I am satisfied that, despite the fact that you have had the punishment of being in prison, that I would be failing in my duty if I left it at that. I need to protect the public. I need to protect future girlfriends and I need, in effect, to protect you from yourself.
In those circumstances, I am going to follow the recommendation of the probation officer. I am going to make an order that you attend a course."
We understand, and to a considerable extent sympathise with, the judge's reasoning. It was no doubt the case that both the appellant and the wider community were likely to benefit if he had been obliged to undergo a period of supervision and take the course proposed. Nevertheless it seems to us that the order is wrong in principle. A sentence of a community order, and all the more so one coupled with requirements which have a real impact on the offender's liberty, is a form of punishment. It does not seem to us to be right that the appellant should receive a substantial further punishment in circumstances where he has already received what was in practice the maximum punishment by way of imprisonment which the law could have imposed. That reasoning seems to us to be in line with the reasoning in the cases of McCabe and Peppard to which we and the judge were referred.
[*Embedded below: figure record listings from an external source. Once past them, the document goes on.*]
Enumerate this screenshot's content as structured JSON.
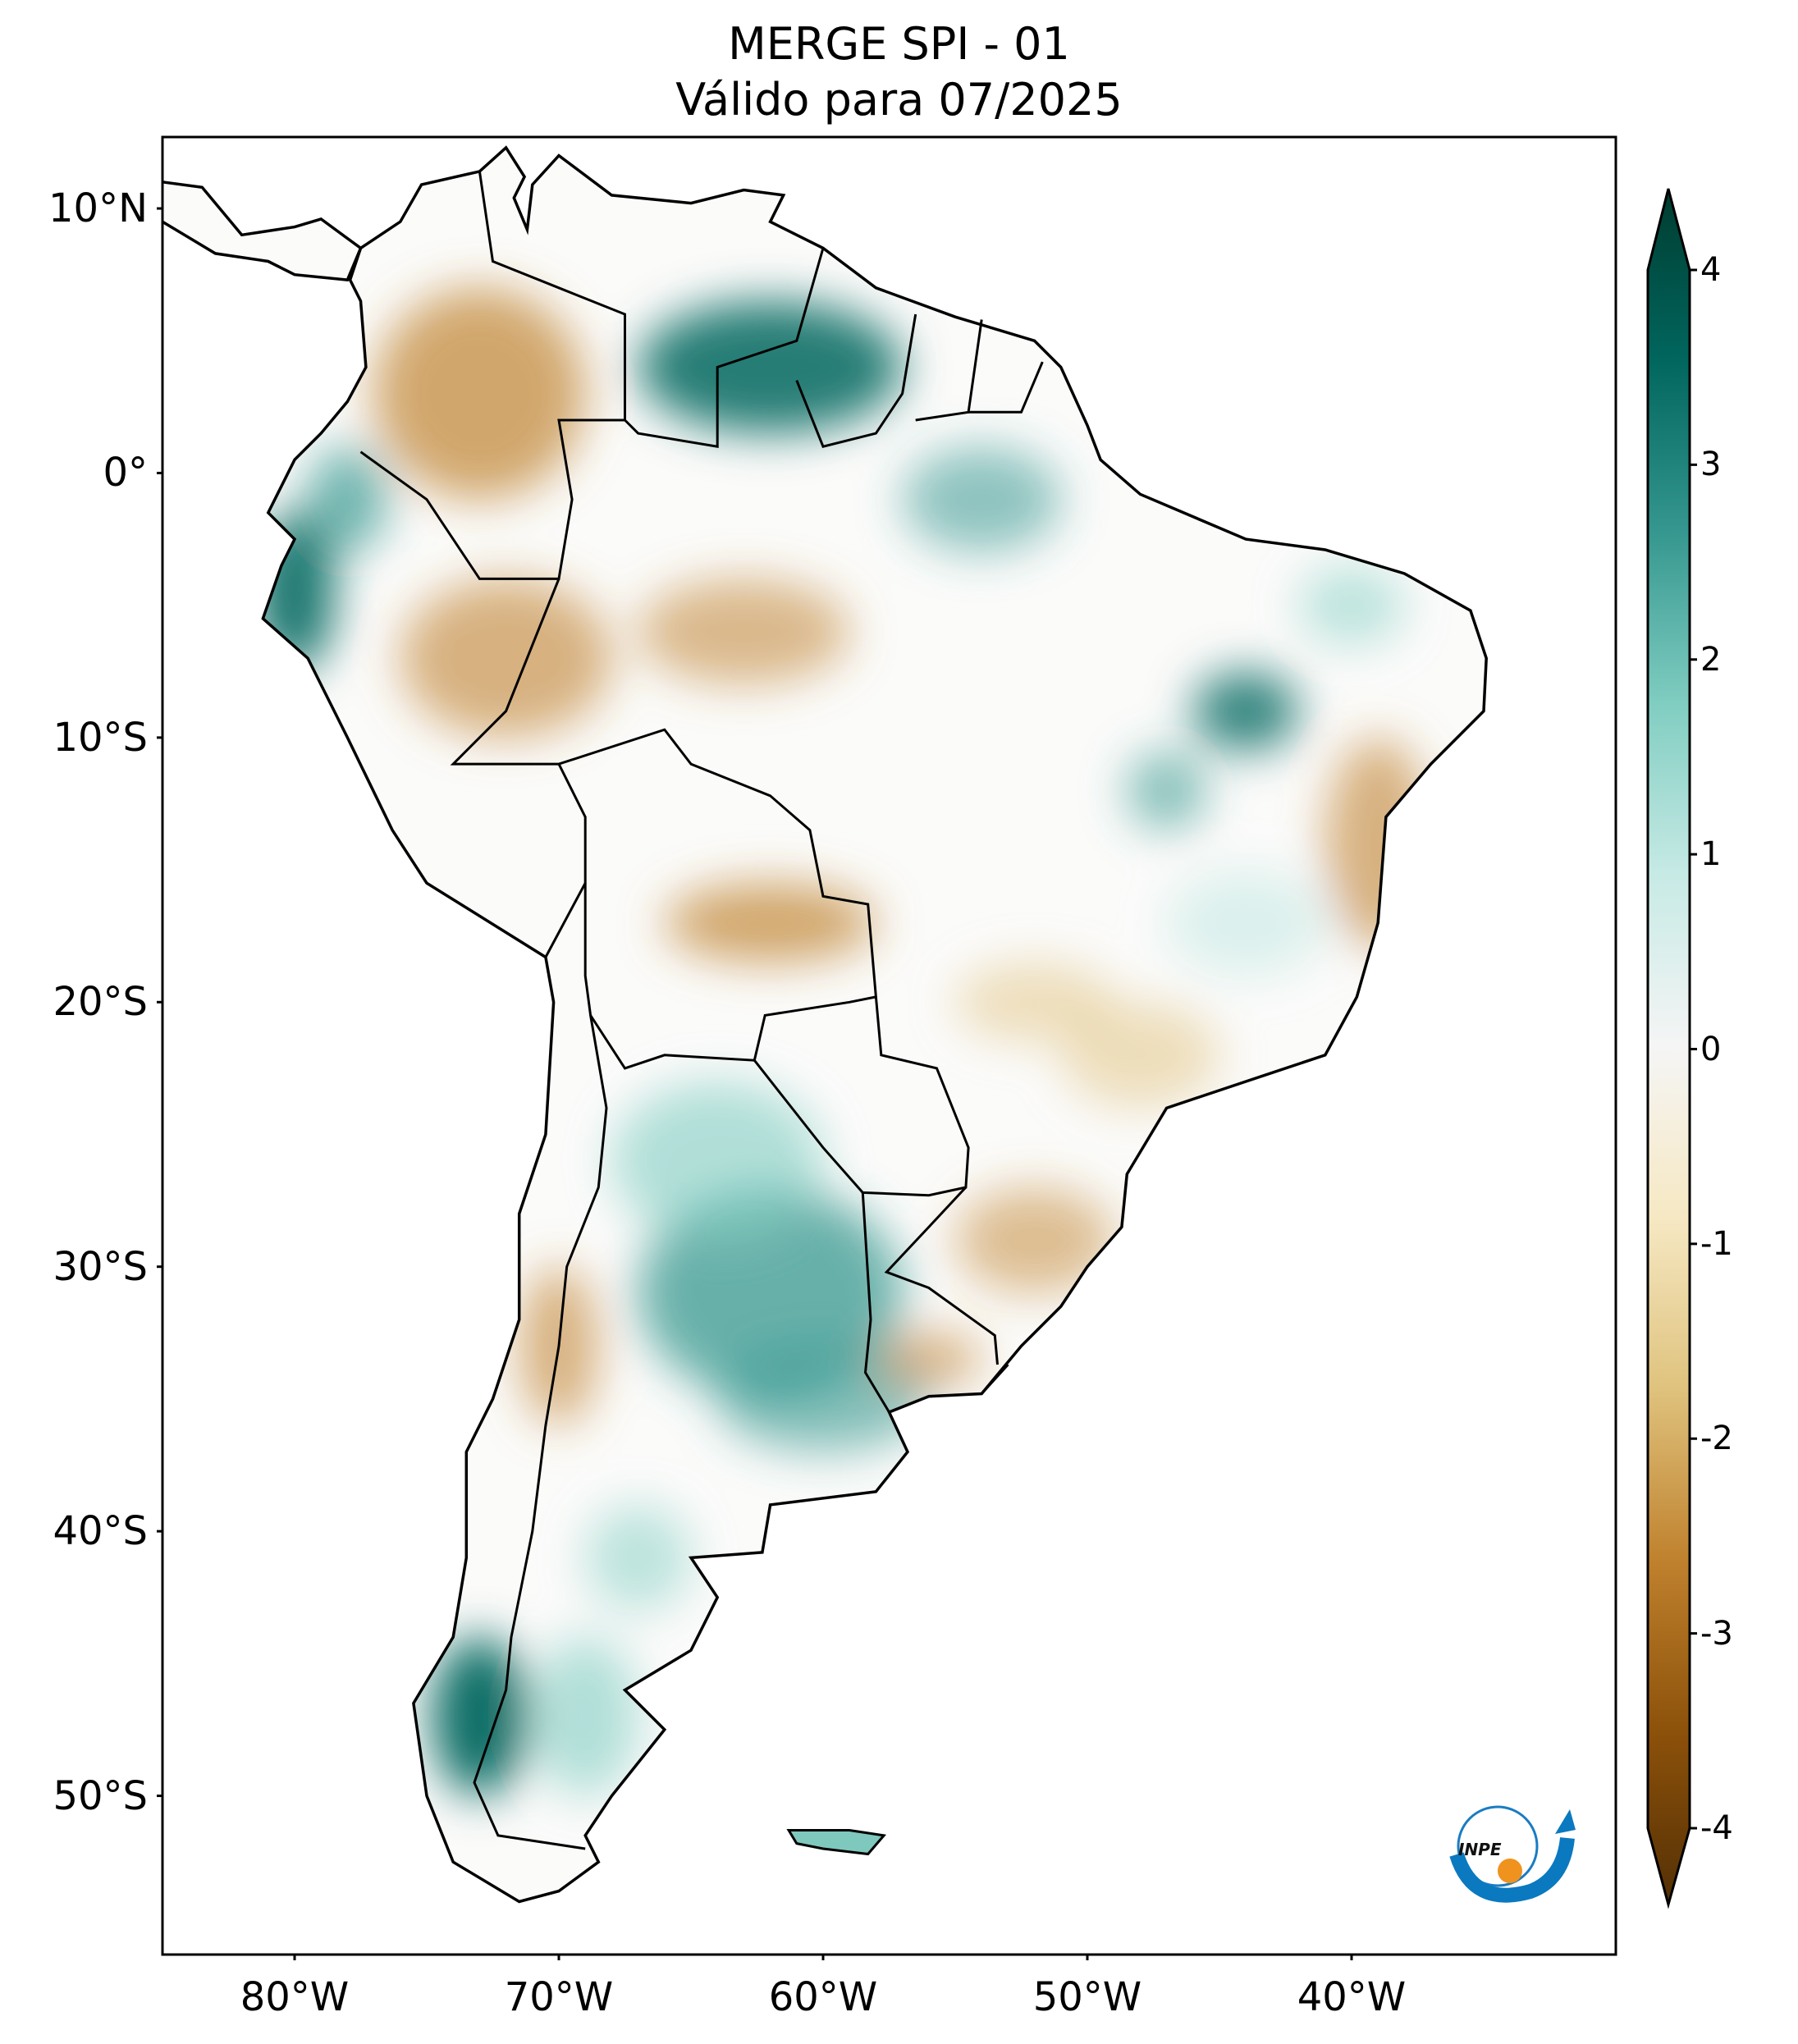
{
  "title": {
    "line1": "MERGE   SPI - 01",
    "line2": "Válido para 07/2025"
  },
  "map": {
    "region": "South America",
    "variable": "SPI - 01",
    "lon_range": [
      -85,
      -30
    ],
    "lat_range": [
      -56,
      12.7
    ],
    "lat_ticks": [
      {
        "value": 10,
        "label": "10°N"
      },
      {
        "value": 0,
        "label": "0°"
      },
      {
        "value": -10,
        "label": "10°S"
      },
      {
        "value": -20,
        "label": "20°S"
      },
      {
        "value": -30,
        "label": "30°S"
      },
      {
        "value": -40,
        "label": "40°S"
      },
      {
        "value": -50,
        "label": "50°S"
      }
    ],
    "lon_ticks": [
      {
        "value": -80,
        "label": "80°W"
      },
      {
        "value": -70,
        "label": "70°W"
      },
      {
        "value": -60,
        "label": "60°W"
      },
      {
        "value": -50,
        "label": "50°W"
      },
      {
        "value": -40,
        "label": "40°W"
      }
    ]
  },
  "colorbar": {
    "range": [
      -4,
      4
    ],
    "extend": "both",
    "ticks": [
      {
        "value": 4,
        "label": "4"
      },
      {
        "value": 3,
        "label": "3"
      },
      {
        "value": 2,
        "label": "2"
      },
      {
        "value": 1,
        "label": "1"
      },
      {
        "value": 0,
        "label": "0"
      },
      {
        "value": -1,
        "label": "-1"
      },
      {
        "value": -2,
        "label": "-2"
      },
      {
        "value": -3,
        "label": "-3"
      },
      {
        "value": -4,
        "label": "-4"
      }
    ],
    "colors": [
      "#543005",
      "#8c510a",
      "#bf812d",
      "#dfc27d",
      "#f6e8c3",
      "#f5f5f5",
      "#c7eae5",
      "#80cdc1",
      "#35978f",
      "#01665e",
      "#003c30"
    ]
  },
  "logo": {
    "text": "INPE"
  }
}
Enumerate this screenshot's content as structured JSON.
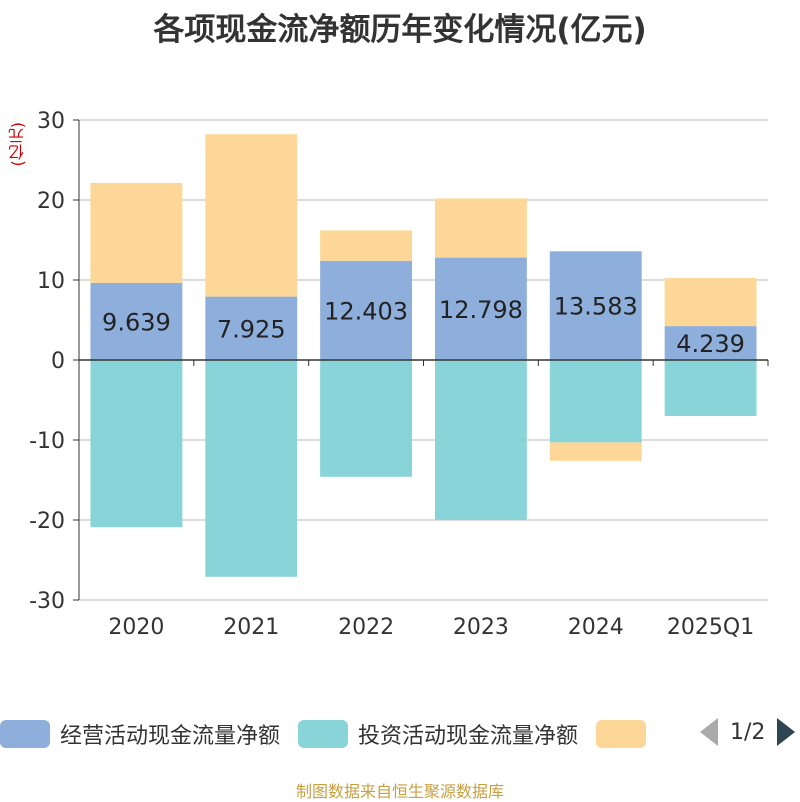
{
  "title": "各项现金流净额历年变化情况(亿元)",
  "unit_label": "(亿元)",
  "source": "制图数据来自恒生聚源数据库",
  "legend": {
    "items": [
      {
        "label": "经营活动现金流量净额",
        "color": "#8eaedb"
      },
      {
        "label": "投资活动现金流量净额",
        "color": "#88d4d8"
      },
      {
        "label": "",
        "color": "#fdd797"
      }
    ],
    "page": "1/2"
  },
  "chart_data": {
    "type": "bar",
    "stacked": true,
    "categories": [
      "2020",
      "2021",
      "2022",
      "2023",
      "2024",
      "2025Q1"
    ],
    "series": [
      {
        "name": "经营活动现金流量净额",
        "color": "#8eaedb",
        "values": [
          9.639,
          7.925,
          12.403,
          12.798,
          13.583,
          4.239
        ],
        "labels": [
          "9.639",
          "7.925",
          "12.403",
          "12.798",
          "13.583",
          "4.239"
        ]
      },
      {
        "name": "投资活动现金流量净额",
        "color": "#88d4d8",
        "values": [
          -20.9,
          -27.1,
          -14.6,
          -20.0,
          -10.3,
          -7.0
        ]
      },
      {
        "name": "",
        "color": "#fdd797",
        "values": [
          12.5,
          20.3,
          3.8,
          7.4,
          -2.3,
          6.0
        ]
      }
    ],
    "ylim": [
      -30,
      30
    ],
    "yticks": [
      -30,
      -20,
      -10,
      0,
      10,
      20,
      30
    ],
    "grid": true
  }
}
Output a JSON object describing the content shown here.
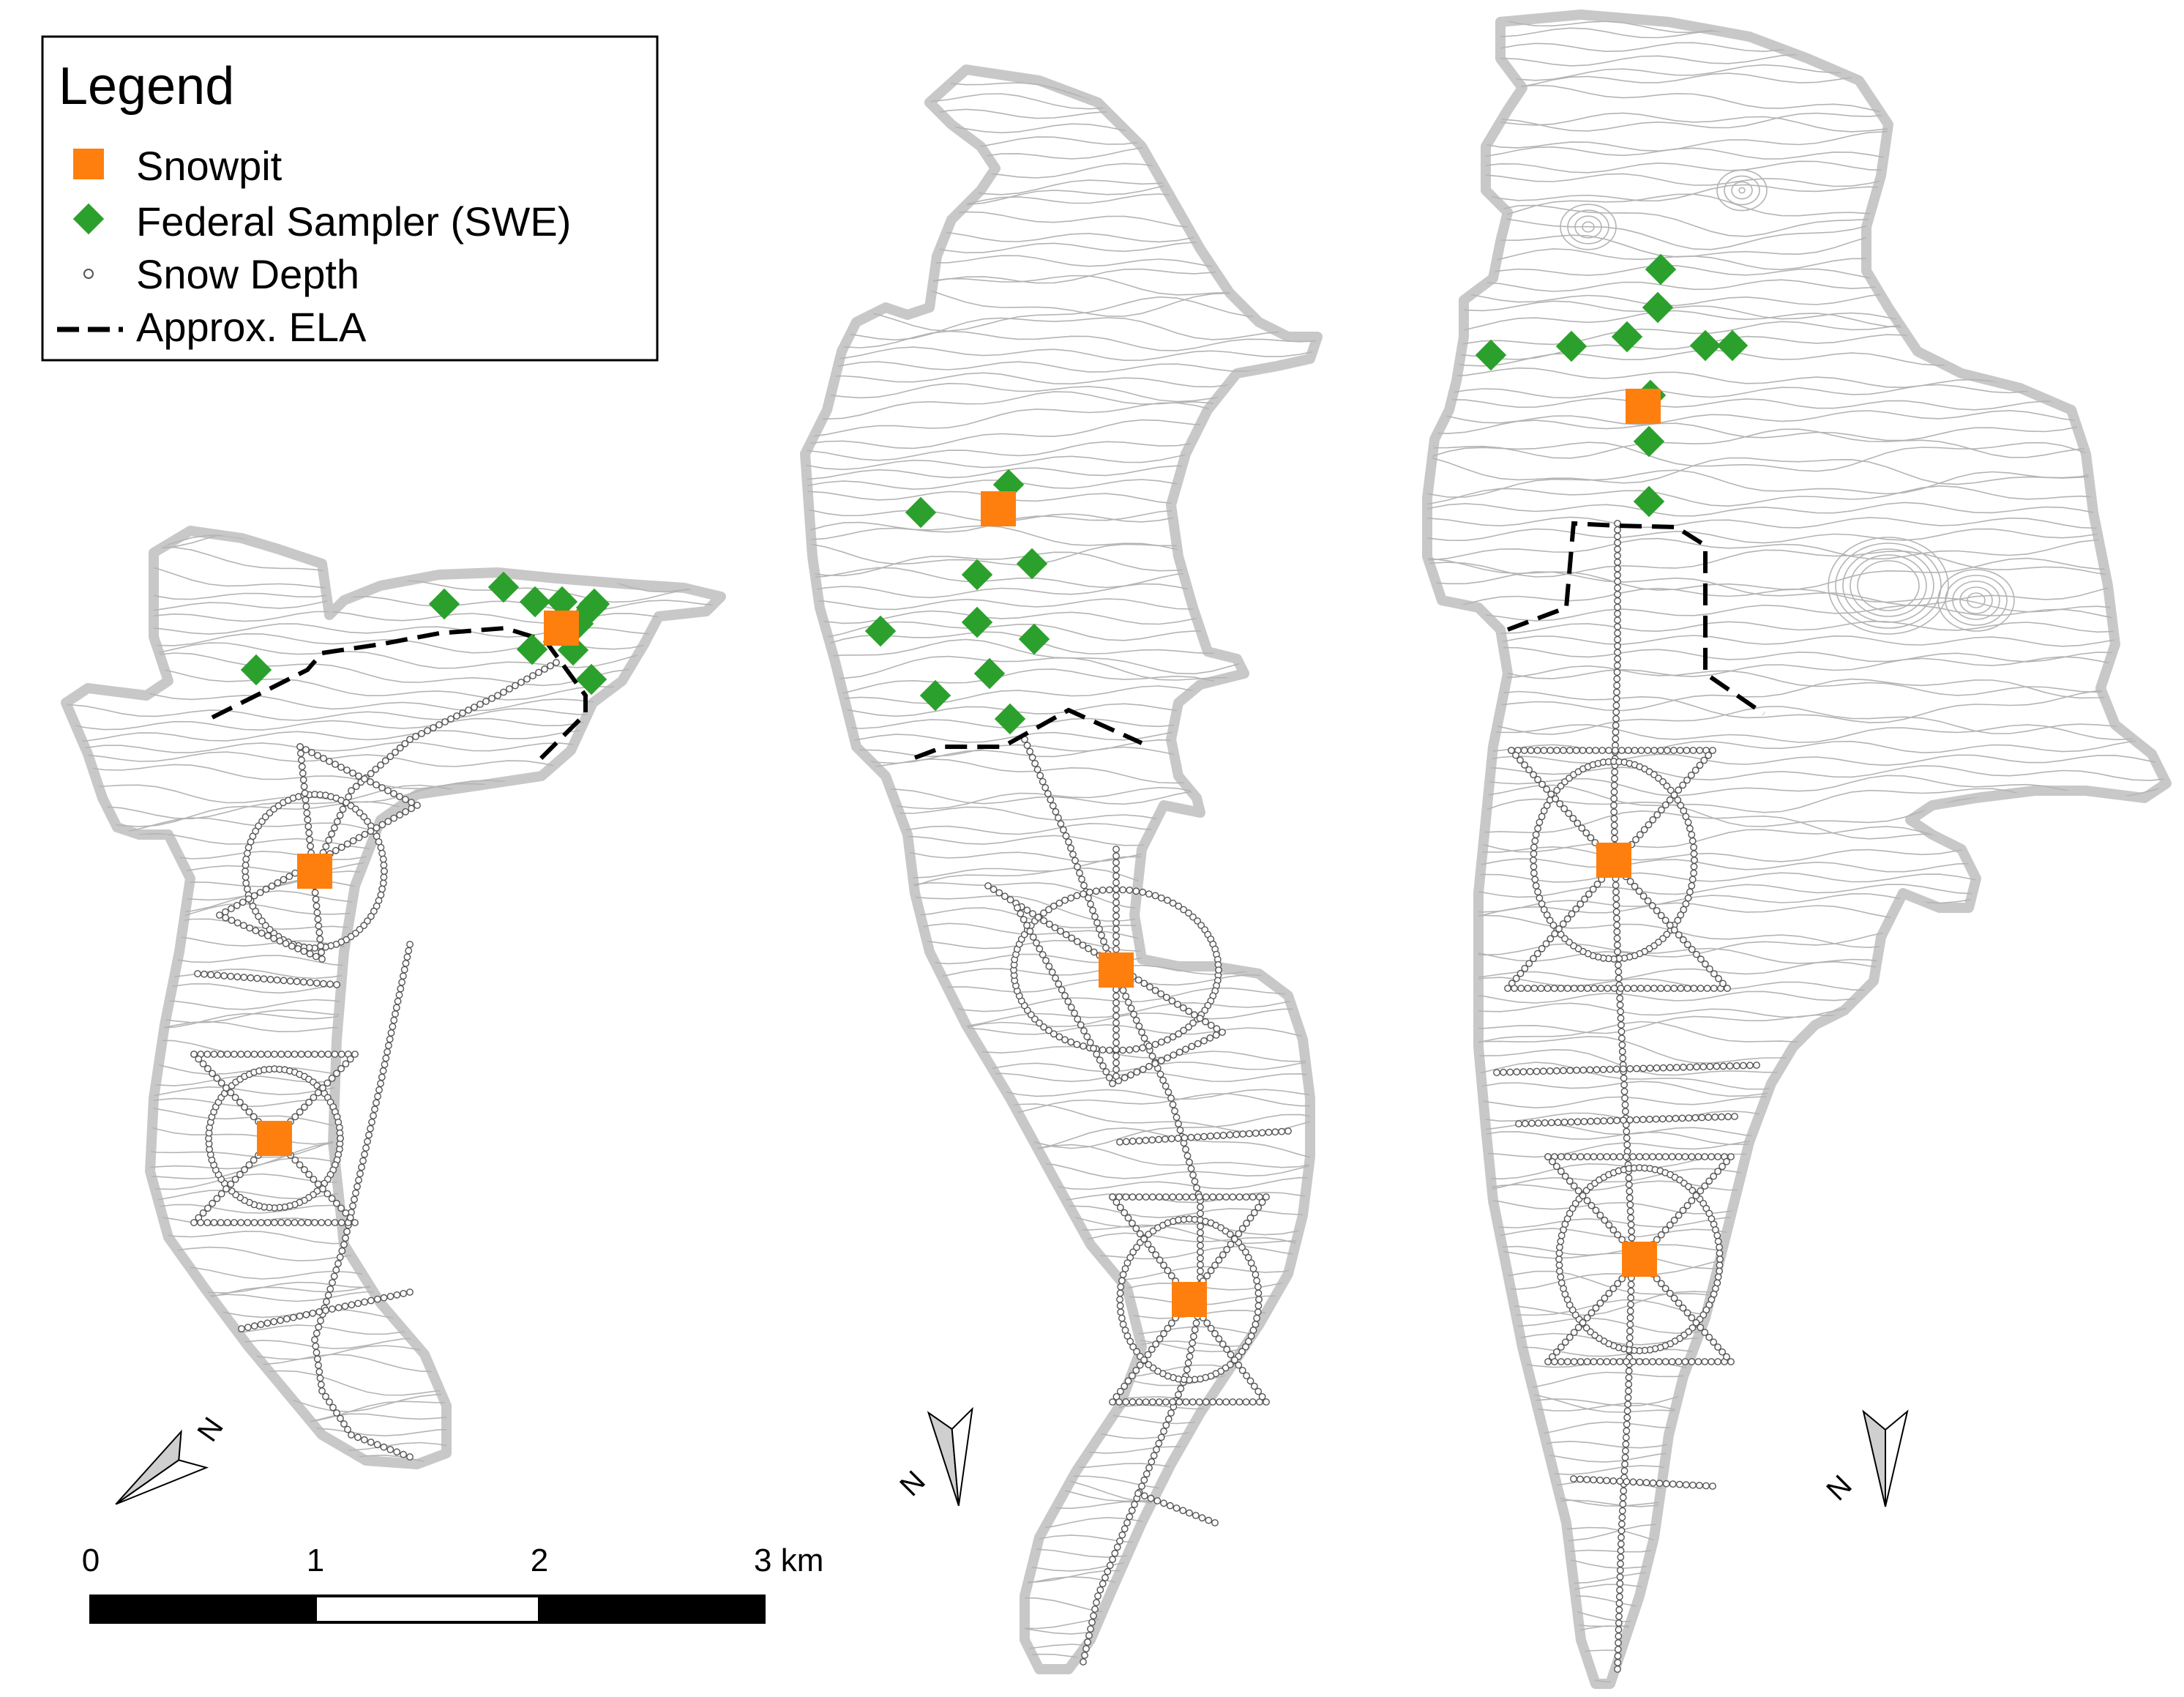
{
  "legend": {
    "title": "Legend",
    "items": [
      {
        "label": "Snowpit",
        "symbol": "square",
        "color": "#ff7f0e"
      },
      {
        "label": "Federal Sampler (SWE)",
        "symbol": "diamond",
        "color": "#2ca02c"
      },
      {
        "label": "Snow Depth",
        "symbol": "circle",
        "color": "#ffffff"
      },
      {
        "label": "Approx. ELA",
        "symbol": "dashed-line",
        "color": "#000000"
      }
    ]
  },
  "scale_bar": {
    "labels": [
      "0",
      "1",
      "2",
      "3 km"
    ]
  },
  "north_arrow": {
    "label": "N"
  },
  "colors": {
    "outline": "#c8c8c8",
    "contour": "#b4b4b4",
    "snowpit": "#ff7f0e",
    "sampler": "#2ca02c",
    "ela": "#000000"
  }
}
In the result we feel obliged to allow the appeal. In McCabe and Peppard the court took the course of imposing a conditional discharge. Mr Mathieson submitted to us that even that was inappropriate because the effect of a conditional discharge might be that if the appellant committed a further offence he would be liable to be re-sentenced for the present offence. We are not sure that that is a valid objection. The restriction which weighed with the court in McCabe and in Peppard was that contained in section 11(3) of the Criminal Appeal Act 1968, which precludes the court from dealing more severely with the appellant. We do not see how a sentence of conditional discharge can be described as more severe than a community order. Nevertheless, insofar as there is a potential problem of the sort identified by Mr Mathieson, it can be guarded against by making the term of the conditional discharge such that it will have expired by today's date. With that in mind we make an order of conditional discharge with a term of four months. I hope the dates work, Mr Mathieson. I have not checked them, but I think they should.
MR MATHIESON: I think they will, my Lord. The sentence was in April, so that the four months will have expired.
MR JUSTICE UNDERHILL: Thank you. The sentence will be on both counts concurrent.